The AFL-CIO also promises to "Redouble our efforts on Capitol Hill against taxation of benefits OF ANY KIND, for including ALL businesses in the requirement to provide coverage, and for a robust public health insurance plan option."

According to reports on Thursday, the Senate Finance Committee is considering compromise legislation that will contain no public option for insurance and would tax health-care benefits of the most generous plans.

UPDATE: AFL-CIO Secretary Treasurer Richard Trumka sends out a scathing statement about the town halls, hitting on Sweeney's themes and calling the events corporate funded.

Every American has the inalienable right to participate in our democratic process. Our politics is passionate, heartfelt and often loud -- as was the founding of our nation. But that is not what the corporate-funded mobs are engaging in when they show up to disrupt town halls held by members of Congress.

Major health care reform is closer than ever to passage and it is no secret that special interests want to weaken or block it. These mobs are not there to participate. As their own strategy memo states, they have been sent by their corporate and lobbyist bankrollers to disrupt, heckle and block meaningful debate. This is a desperation move, meant to slow the momentum for change.

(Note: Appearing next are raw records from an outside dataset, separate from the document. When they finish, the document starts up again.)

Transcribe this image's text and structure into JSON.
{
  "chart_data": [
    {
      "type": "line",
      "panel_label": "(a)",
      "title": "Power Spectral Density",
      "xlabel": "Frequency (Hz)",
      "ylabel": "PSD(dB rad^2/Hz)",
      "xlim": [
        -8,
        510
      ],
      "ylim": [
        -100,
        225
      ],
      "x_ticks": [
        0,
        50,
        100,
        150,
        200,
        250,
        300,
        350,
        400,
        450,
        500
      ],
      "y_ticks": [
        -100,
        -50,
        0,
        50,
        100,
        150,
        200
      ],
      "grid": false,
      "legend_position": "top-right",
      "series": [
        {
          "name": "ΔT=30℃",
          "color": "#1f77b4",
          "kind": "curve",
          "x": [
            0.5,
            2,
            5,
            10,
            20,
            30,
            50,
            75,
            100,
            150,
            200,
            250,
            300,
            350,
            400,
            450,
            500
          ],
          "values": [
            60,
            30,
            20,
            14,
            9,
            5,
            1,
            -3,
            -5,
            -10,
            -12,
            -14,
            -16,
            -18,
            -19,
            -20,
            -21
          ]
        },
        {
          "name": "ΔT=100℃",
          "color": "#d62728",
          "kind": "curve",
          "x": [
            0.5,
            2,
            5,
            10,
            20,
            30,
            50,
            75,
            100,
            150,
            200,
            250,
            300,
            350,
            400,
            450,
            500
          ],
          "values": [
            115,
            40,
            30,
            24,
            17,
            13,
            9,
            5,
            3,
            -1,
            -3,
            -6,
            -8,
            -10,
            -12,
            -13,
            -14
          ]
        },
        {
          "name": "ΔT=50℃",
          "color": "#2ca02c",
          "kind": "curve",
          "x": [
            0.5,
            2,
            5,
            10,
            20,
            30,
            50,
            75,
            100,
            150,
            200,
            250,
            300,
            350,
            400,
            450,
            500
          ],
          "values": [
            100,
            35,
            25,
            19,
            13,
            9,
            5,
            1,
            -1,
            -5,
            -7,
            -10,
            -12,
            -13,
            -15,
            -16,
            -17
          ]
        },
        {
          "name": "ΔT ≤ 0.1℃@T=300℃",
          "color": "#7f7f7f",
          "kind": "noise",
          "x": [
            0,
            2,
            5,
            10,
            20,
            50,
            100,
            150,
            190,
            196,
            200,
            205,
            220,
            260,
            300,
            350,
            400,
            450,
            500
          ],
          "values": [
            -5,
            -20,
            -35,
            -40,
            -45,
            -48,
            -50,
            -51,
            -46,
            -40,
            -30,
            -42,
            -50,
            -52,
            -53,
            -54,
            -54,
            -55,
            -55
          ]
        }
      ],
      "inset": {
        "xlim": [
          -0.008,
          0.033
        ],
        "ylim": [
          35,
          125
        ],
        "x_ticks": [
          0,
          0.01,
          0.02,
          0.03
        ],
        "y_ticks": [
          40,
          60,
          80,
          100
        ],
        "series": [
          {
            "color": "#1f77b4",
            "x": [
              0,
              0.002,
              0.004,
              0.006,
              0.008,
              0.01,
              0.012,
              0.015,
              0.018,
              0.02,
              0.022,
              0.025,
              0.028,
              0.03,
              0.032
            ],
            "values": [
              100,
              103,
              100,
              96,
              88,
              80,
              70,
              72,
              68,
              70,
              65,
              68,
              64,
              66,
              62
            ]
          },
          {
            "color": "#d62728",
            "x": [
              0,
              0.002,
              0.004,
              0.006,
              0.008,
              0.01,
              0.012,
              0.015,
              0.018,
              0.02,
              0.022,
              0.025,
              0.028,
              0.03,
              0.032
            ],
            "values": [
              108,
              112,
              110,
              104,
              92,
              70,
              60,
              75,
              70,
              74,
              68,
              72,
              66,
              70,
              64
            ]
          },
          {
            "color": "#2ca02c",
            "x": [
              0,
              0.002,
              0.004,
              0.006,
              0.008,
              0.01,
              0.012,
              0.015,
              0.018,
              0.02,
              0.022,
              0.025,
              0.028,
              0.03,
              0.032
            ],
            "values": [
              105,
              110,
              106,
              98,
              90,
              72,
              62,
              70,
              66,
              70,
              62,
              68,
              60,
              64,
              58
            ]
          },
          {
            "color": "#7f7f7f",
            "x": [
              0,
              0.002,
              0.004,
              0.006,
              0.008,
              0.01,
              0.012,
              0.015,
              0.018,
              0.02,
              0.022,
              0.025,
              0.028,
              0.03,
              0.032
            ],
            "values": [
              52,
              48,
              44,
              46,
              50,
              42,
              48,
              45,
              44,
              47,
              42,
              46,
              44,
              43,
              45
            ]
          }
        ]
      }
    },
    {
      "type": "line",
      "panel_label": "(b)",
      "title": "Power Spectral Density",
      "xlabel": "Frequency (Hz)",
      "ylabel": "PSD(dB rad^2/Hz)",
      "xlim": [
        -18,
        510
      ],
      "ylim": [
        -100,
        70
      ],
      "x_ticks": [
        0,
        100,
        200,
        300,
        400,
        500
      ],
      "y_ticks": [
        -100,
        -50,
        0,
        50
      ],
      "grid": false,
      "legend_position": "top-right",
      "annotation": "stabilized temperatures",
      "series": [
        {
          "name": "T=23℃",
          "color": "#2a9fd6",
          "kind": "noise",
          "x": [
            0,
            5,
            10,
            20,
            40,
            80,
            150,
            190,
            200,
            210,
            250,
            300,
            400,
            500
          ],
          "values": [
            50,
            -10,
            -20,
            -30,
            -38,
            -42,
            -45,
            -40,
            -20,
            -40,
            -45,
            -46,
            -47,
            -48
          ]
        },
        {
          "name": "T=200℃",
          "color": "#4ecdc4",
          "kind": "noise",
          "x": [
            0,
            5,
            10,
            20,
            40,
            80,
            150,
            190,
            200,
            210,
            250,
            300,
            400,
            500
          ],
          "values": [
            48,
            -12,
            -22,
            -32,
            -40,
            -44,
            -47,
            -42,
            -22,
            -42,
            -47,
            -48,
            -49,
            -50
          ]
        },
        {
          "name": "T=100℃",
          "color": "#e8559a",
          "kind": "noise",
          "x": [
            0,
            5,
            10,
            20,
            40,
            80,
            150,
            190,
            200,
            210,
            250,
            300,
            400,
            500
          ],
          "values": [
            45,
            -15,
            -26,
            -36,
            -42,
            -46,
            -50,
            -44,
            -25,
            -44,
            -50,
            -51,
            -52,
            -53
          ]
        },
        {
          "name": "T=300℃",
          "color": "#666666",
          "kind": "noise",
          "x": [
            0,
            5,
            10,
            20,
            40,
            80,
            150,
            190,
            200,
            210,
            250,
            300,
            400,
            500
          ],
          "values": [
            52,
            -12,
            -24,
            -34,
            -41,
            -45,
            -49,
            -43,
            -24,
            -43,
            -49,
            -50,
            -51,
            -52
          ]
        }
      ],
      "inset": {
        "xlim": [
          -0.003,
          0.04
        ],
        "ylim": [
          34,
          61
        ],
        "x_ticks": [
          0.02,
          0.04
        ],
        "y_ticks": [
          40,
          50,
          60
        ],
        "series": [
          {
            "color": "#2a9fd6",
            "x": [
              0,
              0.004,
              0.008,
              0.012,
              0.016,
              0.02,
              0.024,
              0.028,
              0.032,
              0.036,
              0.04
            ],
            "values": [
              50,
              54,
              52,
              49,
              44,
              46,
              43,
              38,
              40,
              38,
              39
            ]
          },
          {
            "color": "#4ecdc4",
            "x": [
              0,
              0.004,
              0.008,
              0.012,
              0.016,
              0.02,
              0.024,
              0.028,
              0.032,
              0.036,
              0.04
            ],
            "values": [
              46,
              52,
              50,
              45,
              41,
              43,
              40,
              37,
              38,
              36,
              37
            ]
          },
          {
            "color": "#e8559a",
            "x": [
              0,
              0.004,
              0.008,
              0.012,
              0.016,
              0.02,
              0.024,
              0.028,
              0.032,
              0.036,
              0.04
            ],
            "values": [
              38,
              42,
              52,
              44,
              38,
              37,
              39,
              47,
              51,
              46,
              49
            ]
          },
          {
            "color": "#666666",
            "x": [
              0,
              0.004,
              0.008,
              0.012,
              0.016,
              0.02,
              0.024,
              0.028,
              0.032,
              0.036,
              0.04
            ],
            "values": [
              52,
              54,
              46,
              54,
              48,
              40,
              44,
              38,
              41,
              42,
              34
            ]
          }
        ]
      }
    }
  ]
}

Mob rule is not democracy. People have a democratic right to express themselves and our elected leaders have a right to hear from their constituents -- not organized thugs whose sole purpose is to shut down the conversation and attempt to scare our leaders into inaction

We call on the insurance companies, the lobbyists and the Republican leaders who are cheering them on to halt these 'Brooks Brothers Riot' tactics. Health care is a crucial issue and everyone - on all sides of the issue - deserves to be heard.